Achieved insulator-to-metal transition in VO2 via proton doping.

Demonstrated large-area doping (>2 inch) triggered by tiny metal particles.

Proposed a cost-effective alternative to traditional hydrogenation methods.

Abstract

Hydrogenation is an effective way to tune material property1-5. Traditional techniques for doping hydrogen atoms into solid materials are very costly due to the need for noble metal catalysis and high-temperature/pressure annealing treatment or even high energy proton implantation in vacuum condition5-8. Acid solution contains plenty of freely-wandering protons, but it is difficult to act as a proton source for doping, since the protons always cause corrosions by destroying solid lattices before residing into them.

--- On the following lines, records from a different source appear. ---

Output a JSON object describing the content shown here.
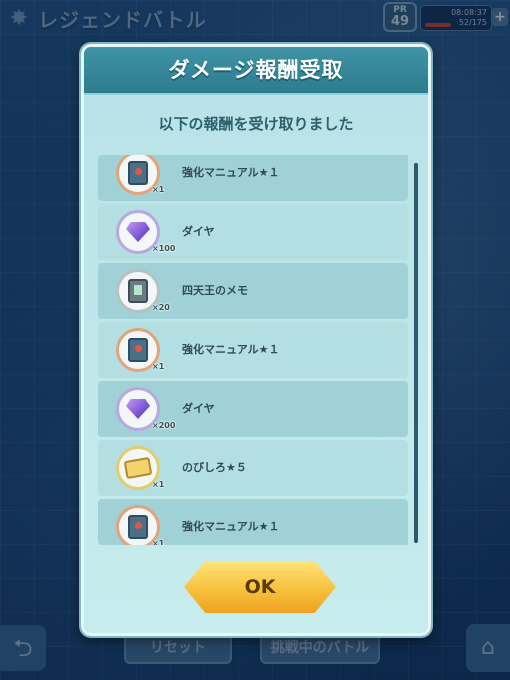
{
  "topbar": {
    "title": "レジェンドバトル",
    "pr_label": "PR",
    "pr_value": "49",
    "time": "08:08:37",
    "stamina": "52/175",
    "plus_label": "+"
  },
  "modal": {
    "title": "ダメージ報酬受取",
    "subtitle": "以下の報酬を受け取りました",
    "ok_label": "OK",
    "rewards": [
      {
        "name": "強化マニュアル★１",
        "qty": "×1",
        "icon": "training-manual-icon",
        "ring": "orange"
      },
      {
        "name": "ダイヤ",
        "qty": "×100",
        "icon": "gem-icon",
        "ring": "purple"
      },
      {
        "name": "四天王のメモ",
        "qty": "×20",
        "icon": "memo-icon",
        "ring": "gray"
      },
      {
        "name": "強化マニュアル★１",
        "qty": "×1",
        "icon": "training-manual-icon",
        "ring": "orange"
      },
      {
        "name": "ダイヤ",
        "qty": "×200",
        "icon": "gem-icon",
        "ring": "purple"
      },
      {
        "name": "のびしろ★５",
        "qty": "×1",
        "icon": "ticket-icon",
        "ring": "yellow"
      },
      {
        "name": "強化マニュアル★１",
        "qty": "×1",
        "icon": "training-manual-icon",
        "ring": "orange"
      }
    ]
  },
  "bottom": {
    "reset_label": "リセット",
    "battle_label": "挑戦中のバトル"
  },
  "colors": {
    "header": "#2d7b8e",
    "modal_bg": "#c7ecee",
    "ok_button": "#f7c13c"
  }
}
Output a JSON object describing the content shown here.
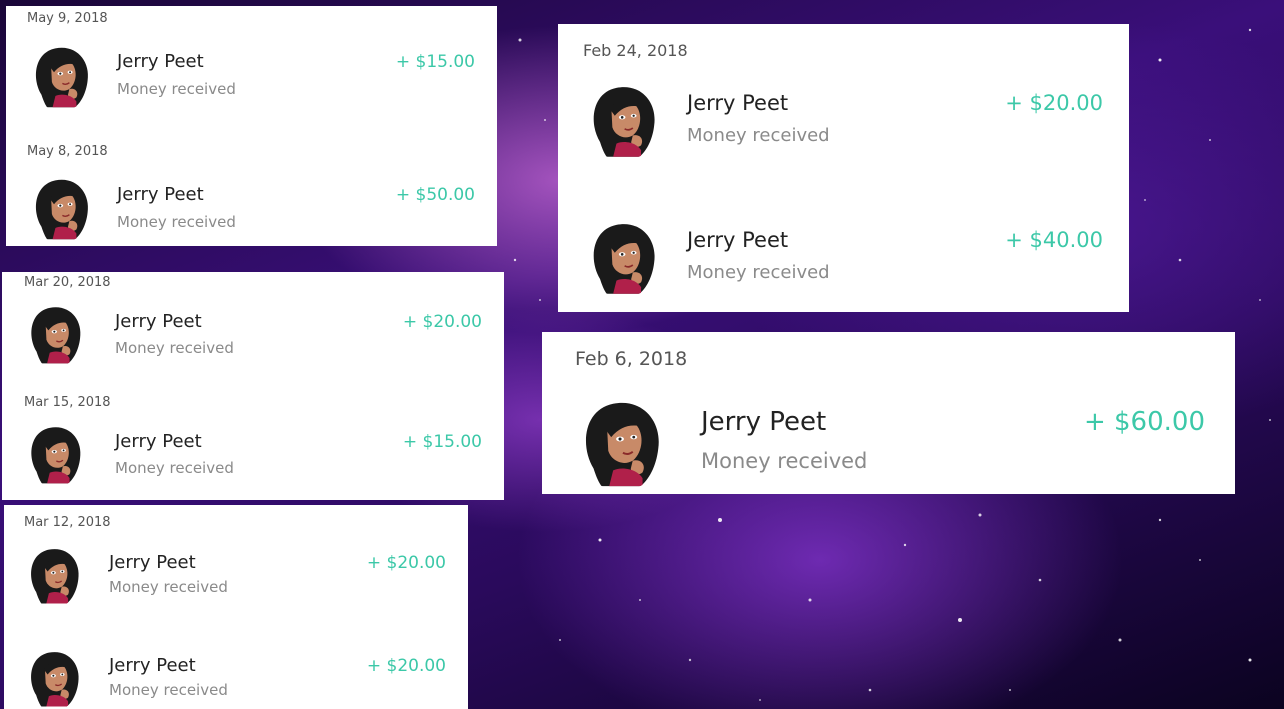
{
  "colors": {
    "amount": "#3cc8a8",
    "background": "#3a0f7a"
  },
  "avatar_icon": "profile-avatar-icon",
  "cards": [
    {
      "entries": [
        {
          "date": "May 9, 2018",
          "name": "Jerry Peet",
          "status": "Money received",
          "amount": "+ $15.00"
        },
        {
          "date": "May 8, 2018",
          "name": "Jerry Peet",
          "status": "Money received",
          "amount": "+ $50.00"
        }
      ]
    },
    {
      "entries": [
        {
          "date": "Mar 20, 2018",
          "name": "Jerry Peet",
          "status": "Money received",
          "amount": "+ $20.00"
        },
        {
          "date": "Mar 15, 2018",
          "name": "Jerry Peet",
          "status": "Money received",
          "amount": "+ $15.00"
        }
      ]
    },
    {
      "entries": [
        {
          "date": "Mar 12, 2018",
          "name": "Jerry Peet",
          "status": "Money received",
          "amount": "+ $20.00"
        },
        {
          "date": "",
          "name": "Jerry Peet",
          "status": "Money received",
          "amount": "+ $20.00"
        }
      ]
    },
    {
      "entries": [
        {
          "date": "Feb 24, 2018",
          "name": "Jerry Peet",
          "status": "Money received",
          "amount": "+ $20.00"
        },
        {
          "date": "",
          "name": "Jerry Peet",
          "status": "Money received",
          "amount": "+ $40.00"
        }
      ]
    },
    {
      "entries": [
        {
          "date": "Feb 6, 2018",
          "name": "Jerry Peet",
          "status": "Money received",
          "amount": "+ $60.00"
        }
      ]
    }
  ]
}
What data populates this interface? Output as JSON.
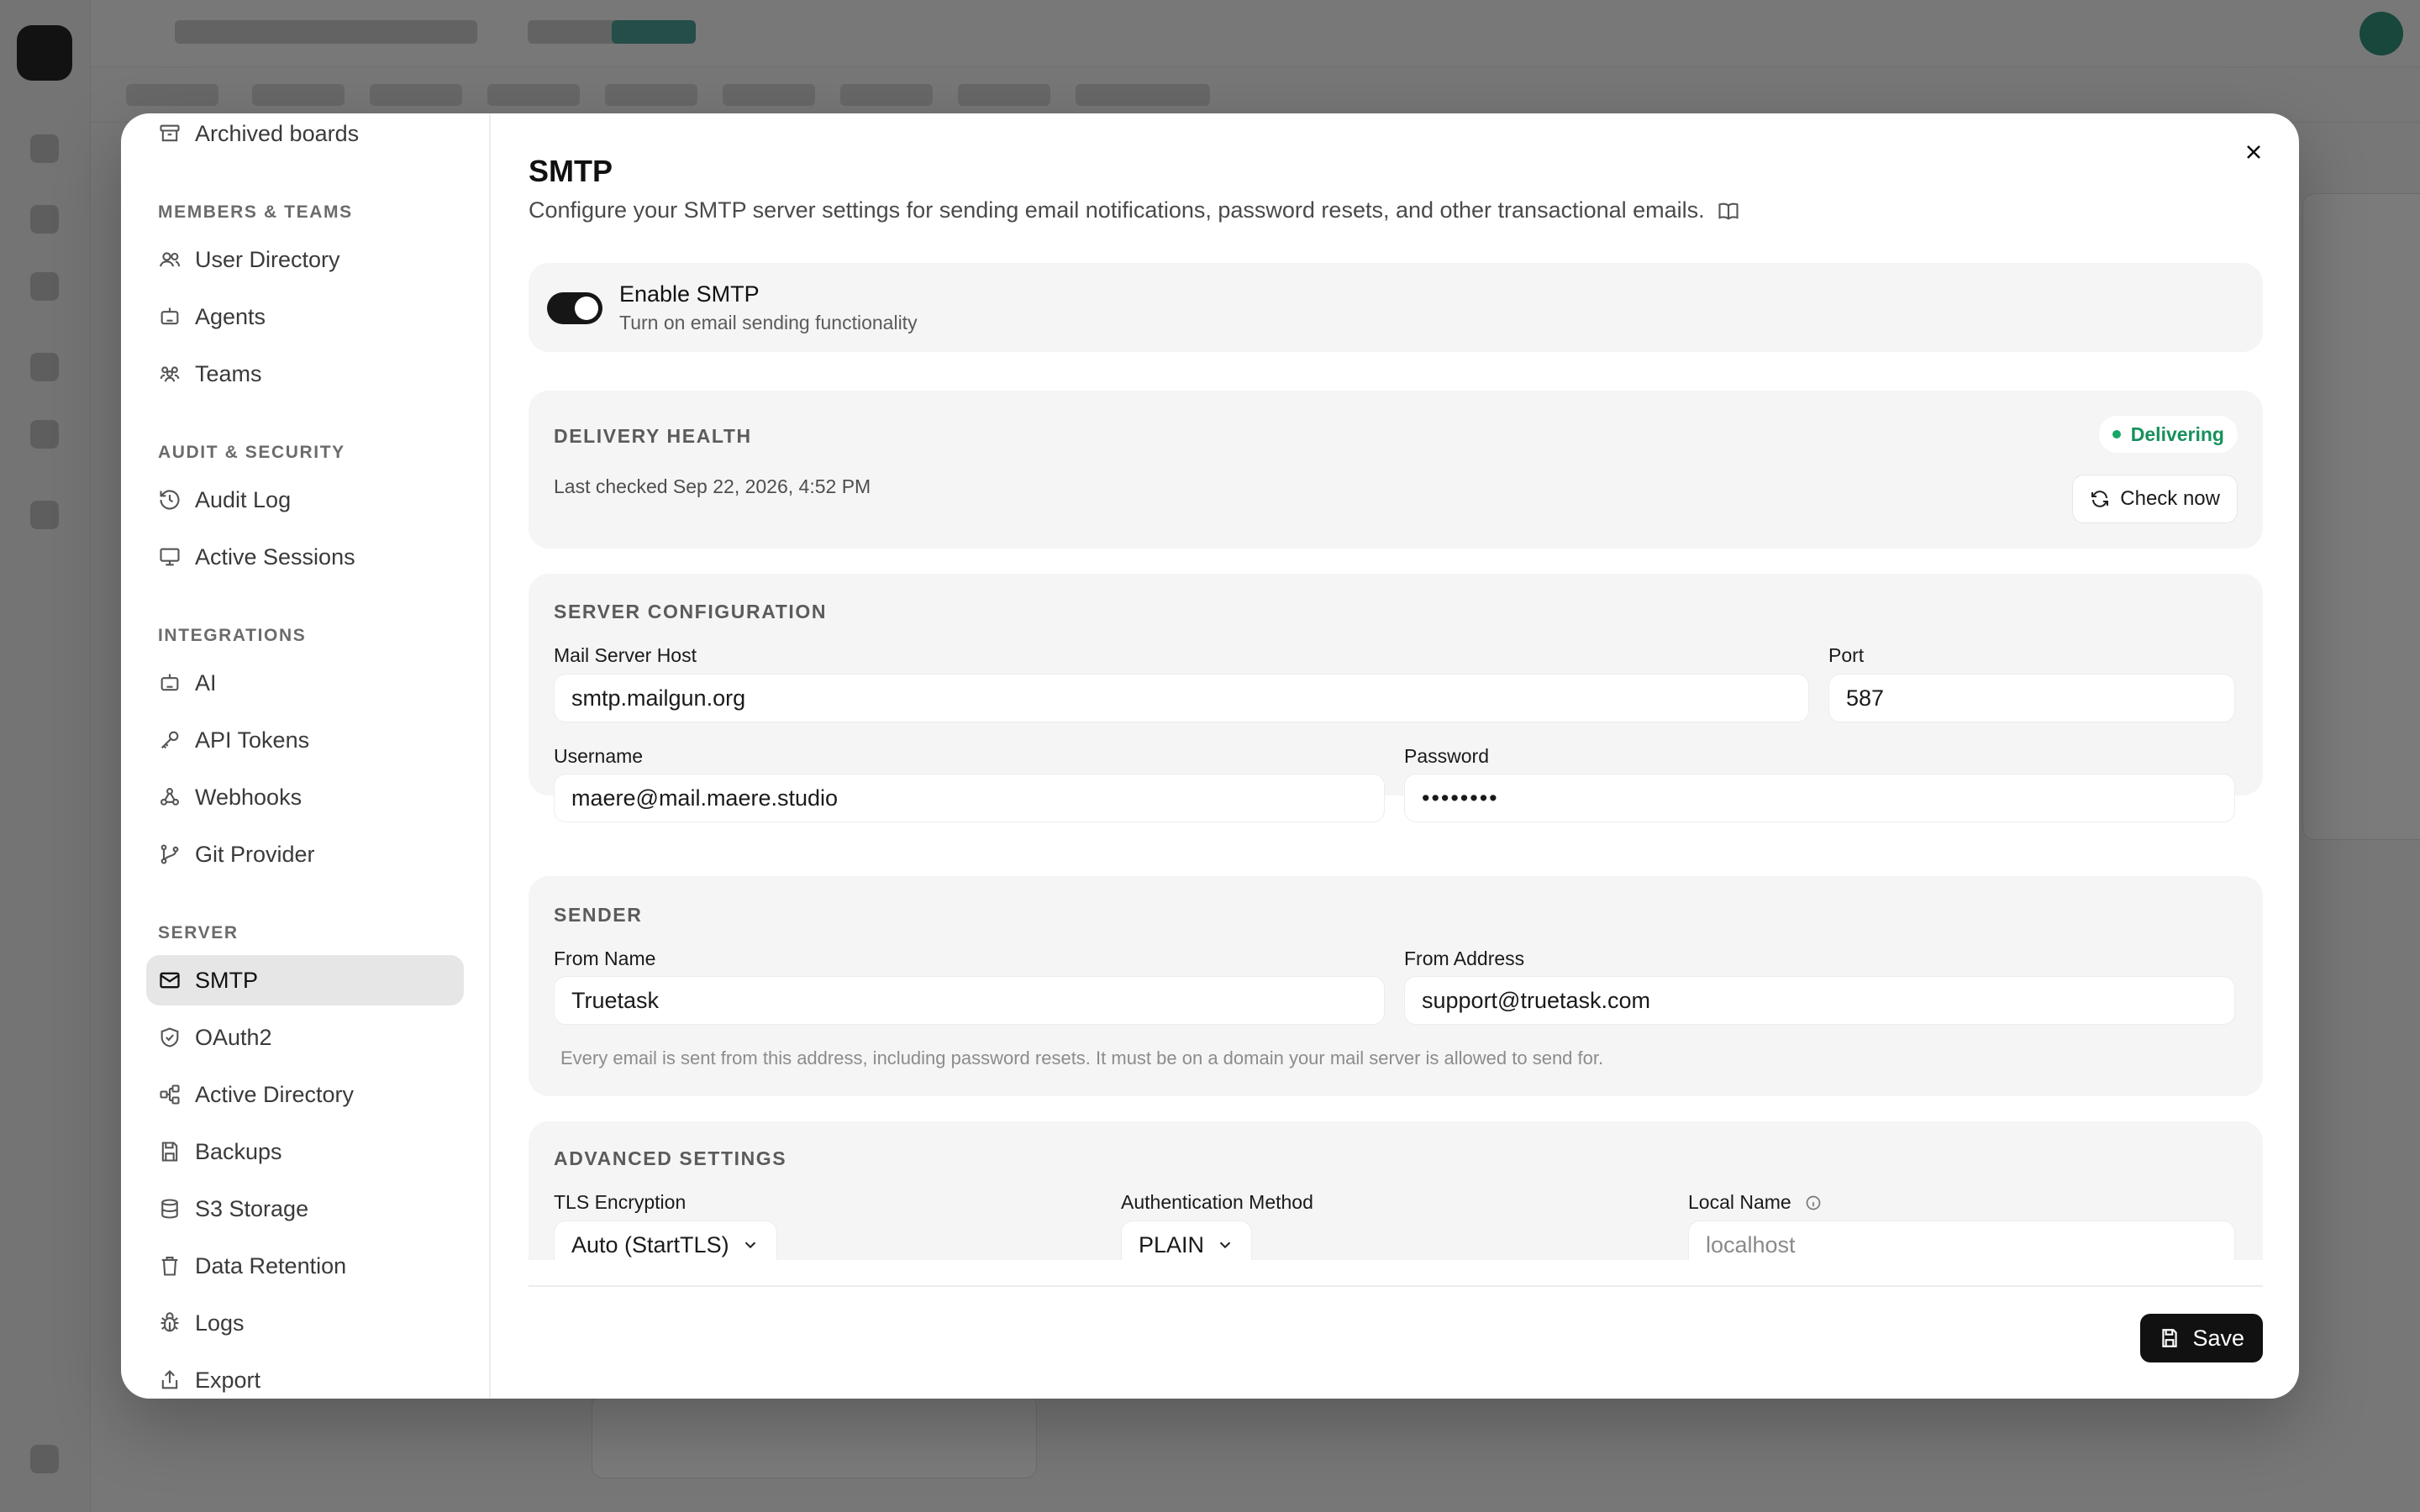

Here we achieve a facile way to hydrogenate monoclinic vanadium dioxide (VO2) with protons in acid solution by attaching suitable metal to it. Considering the Schottky contact at the metal/VO2 interface, electrons flow from metal to VO2 due to workfunction difference and simultaneously attract free protons in acid solution to penetrate, forming the hydrogens dopants inside VO2 lattice. This metal-acid treatment constitutes an electron-proton co-doping strategy, which not only protects the VO2 lattice from corrosion, but also causes pronounced insulator-to-metal transitions. In addition, the metal-acid induced hydrogen doping behavior shows a ripple effect, and it can spread contagiously up to wafer-size area (>2 inch) even triggered by a tiny metal particle attachment (~1.0mm). This will stimulate a new way of simple and cost-effective atomic doping technique for some other oxide materials.